We do evaluations twice a year all at the same time, no matter what your anniversary date is. Well, reveiws were done yesterday around here and I discovered some tips during some reviews that I think are helpful to everyone; so I am passing them on to you:
First, you should set goals at every review. On the annual is when the goal should be reached, the mid-year should be when they are looked at and updated or changed if needed; depending on the individual's circumstances. Everyone should have goals or room for improvement. This doesn't mean you are doing a bad job, it just means these are areas of improvement needed. My staff hits the spectrum of options on this. I have one teacher who, at any review (classroom or evaluation) actually doesn't want a great score. She wants to be dinged on something: "I can always improve somethine." So making goals with her is real easy because she is receptive to them. Then on the other end, I have an employee who thinks that making goals means she is not doing something right. "So, I'm not going my job?" is literally the question she asks me everytime. No! You are doing your job, but to get better at your job, these are the areas we are going to work on this year. After a long discussion, I finally hit on a point that, I think, drive it home: "Even our exacutive director, the man who runs the company, sits down every year and makes goals for himself. He even looks to see where he can improve!" So, on this first helpful hint I leave you with this: a review is only a tool to help you become better in your field, no matter what your field is; it is not necessarily a reflection that you are doing a bad job, only a reflection on ways to make you a better person in the end.

Second helpful hint: When doing a review remember that this is a reflection on soley on person.

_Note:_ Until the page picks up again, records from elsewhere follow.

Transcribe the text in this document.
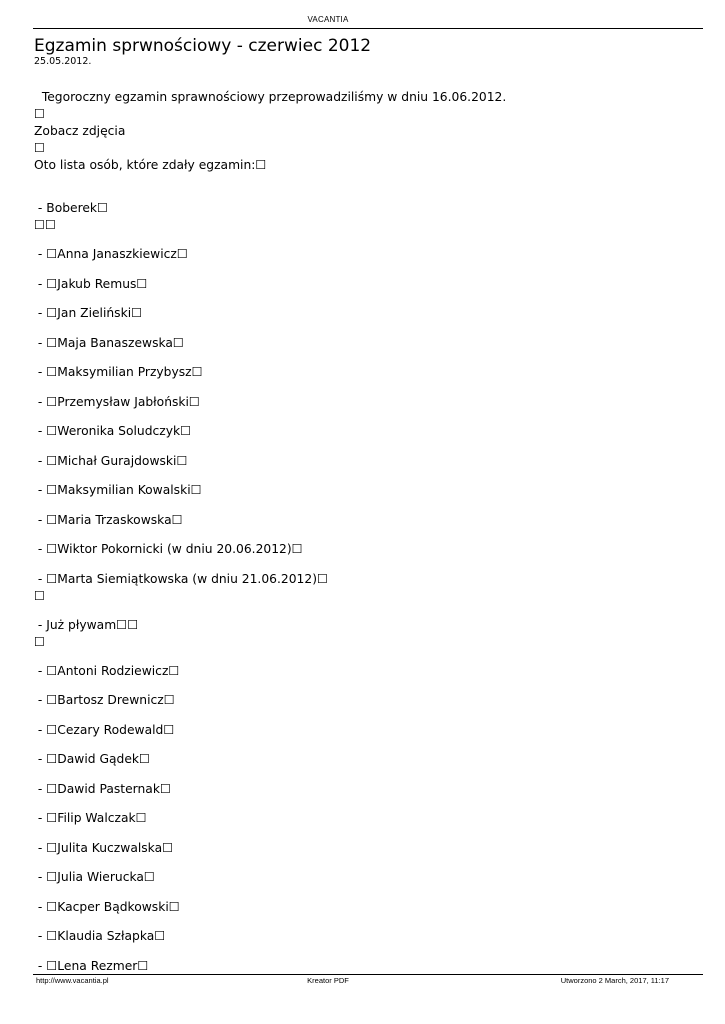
VACANTIA
Egzamin sprwnościowy - czerwiec 2012
25.05.2012.
Tegoroczny egzamin sprawnościowy przeprowadziliśmy w dniu 16.06.2012.
☐
Zobacz zdjęcia
☐
Oto lista osób, które zdały egzamin:☐
- Boberek☐
☐☐
- ☐Anna Janaszkiewicz☐
- ☐Jakub Remus☐
- ☐Jan Zieliński☐
- ☐Maja Banaszewska☐
- ☐Maksymilian Przybysz☐
- ☐Przemysław Jabłoński☐
- ☐Weronika Soludczyk☐
- ☐Michał Gurajdowski☐
- ☐Maksymilian Kowalski☐
- ☐Maria Trzaskowska☐
- ☐Wiktor Pokornicki (w dniu 20.06.2012)☐
- ☐Marta Siemiątkowska (w dniu 21.06.2012)☐
☐
- Już pływam☐☐
☐
- ☐Antoni Rodziewicz☐
- ☐Bartosz Drewnicz☐
- ☐Cezary Rodewald☐
- ☐Dawid Gądek☐
- ☐Dawid Pasternak☐
- ☐Filip Walczak☐
- ☐Julita Kuczwalska☐
- ☐Julia Wierucka☐
- ☐Kacper Bądkowski☐
- ☐Klaudia Szłapka☐
- ☐Lena Rezmer☐
http://www.vacantia.pl	Kreator PDF	Utworzono 2 March, 2017, 11:17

So, no matter what the questions are, the answer needs to be that, taking away all other people in the department, does this person meet this requirement? Of course you do have to take into considerations other when it deals with communication and teamwork, but even that can be brought to the same point: does this person does everything in his or her power to meet the teamwork, even though someone else isn't meeting that requirement? When you are the reciever of the review (i.e. my teacher or assistant) don't bring up the point that "Miss J does this and this". I, as a supervisor come back with "Yes, but you know your job, and it is your responsibility to do your job, no matter what anyone else is doing." Worry about your own job, I see what others are or aren't doing and that will reflect on their review. Now, if you want to, at a time seperate from your review, discuss with your supervisor what "Miss J" is doing; then make a time to do that. An evaluation is not the time, it only makes you look bad.

Another helpful tip: As an evaluator, don't have any surprises for your evaluatees. They should know why you are scoring them the way you are. When I have someone with a low score, I simply say "You got a moderate on your attendance. We talked about that last week; and we made a plan to improve it which you have been working on." Leave it at that; unless of course it isn't getting better.

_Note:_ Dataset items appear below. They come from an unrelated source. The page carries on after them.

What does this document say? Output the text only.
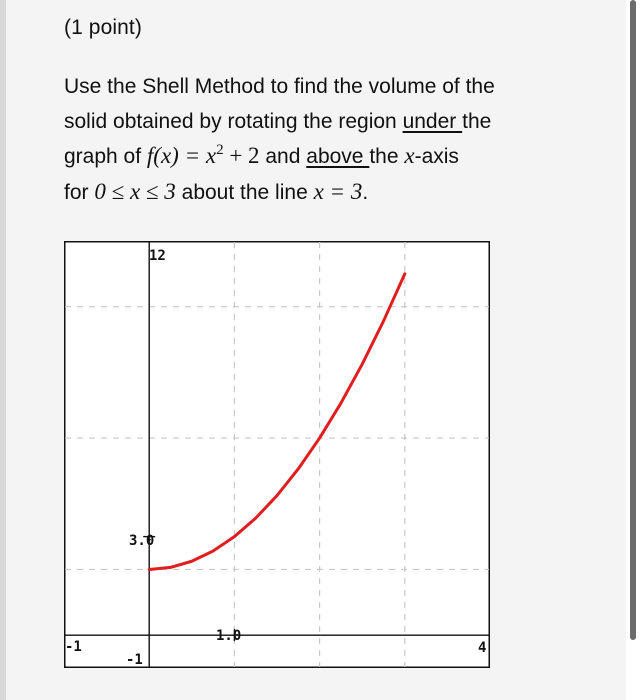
(1 point)

Use the Shell Method to find the volume of the

solid obtained by rotating the region under the

graph of $f(x) = x^2 + 2$ and above the x-axis

for 0 ≤ x ≤ 3 about the line x = 3.

12
3.0
1.0
-1
-1
4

Tip for the evaluatee: As an evaluatee, be honest with yourself. Do you really deserve a 5 or is that wishful thinking? Do you actually go above and beyond your job duties? That's when you get a 5. Do you come to work everyday without fail, give your supervisor at least a 2 week notice of doctors appointments, call the night before when you are sick, and make appointments around your work schedule? Or do you come in the day of an appointment and say "I need to be off at 10 for an appointment today that I've had for a month and forgot to tell you." Or do you call in sick 30 minutes after you were supposed to already be there? This reflects on you. How about teamwork? Do you do everything in your power to keep the communication open with your classroom or department? Or do you 'forget' to tell them things leaving them to answer to a parent at pick up for a child's chipped tooth that they came in with? I'm telling you now the patterns I see are as follows: an employee who deserves the 4's and 5's will turn in their self evaluation with 2's and 3's because they honestly believe that they don't deserve those scores, they see where they need to improve. The employee who gets evaluated with 2's and 3's, without fail, turns in their self evaluation to me with all 5's marked. It is a rare occasion, and a rare person, who will actually turn in their evaluation with the same or close to the same marks that I give to them. An evaluation is a tool for you, not your employer. It will only help you in the end become a better person, not just a better employee at this company.

If you go into an evaluation with these things in mind, on both sides of the desk, you will have succesful evaluations. What you really have to think is: what is the pupose of this (or any) evaluation? And the answer is simple: to become better!

What tips do you have?

1 comment:

Derek said...

This is fabulous! Everyone should read this; no matter what their career. You're right, we all have room for imporvement and we can all learn from our superiors. There is a reason they are in the position they are in (most of the time) and we need to learn from them. They are only there to help us. Afterall, if they want to move up, they have to have someone who can fill their shoes too; they need us!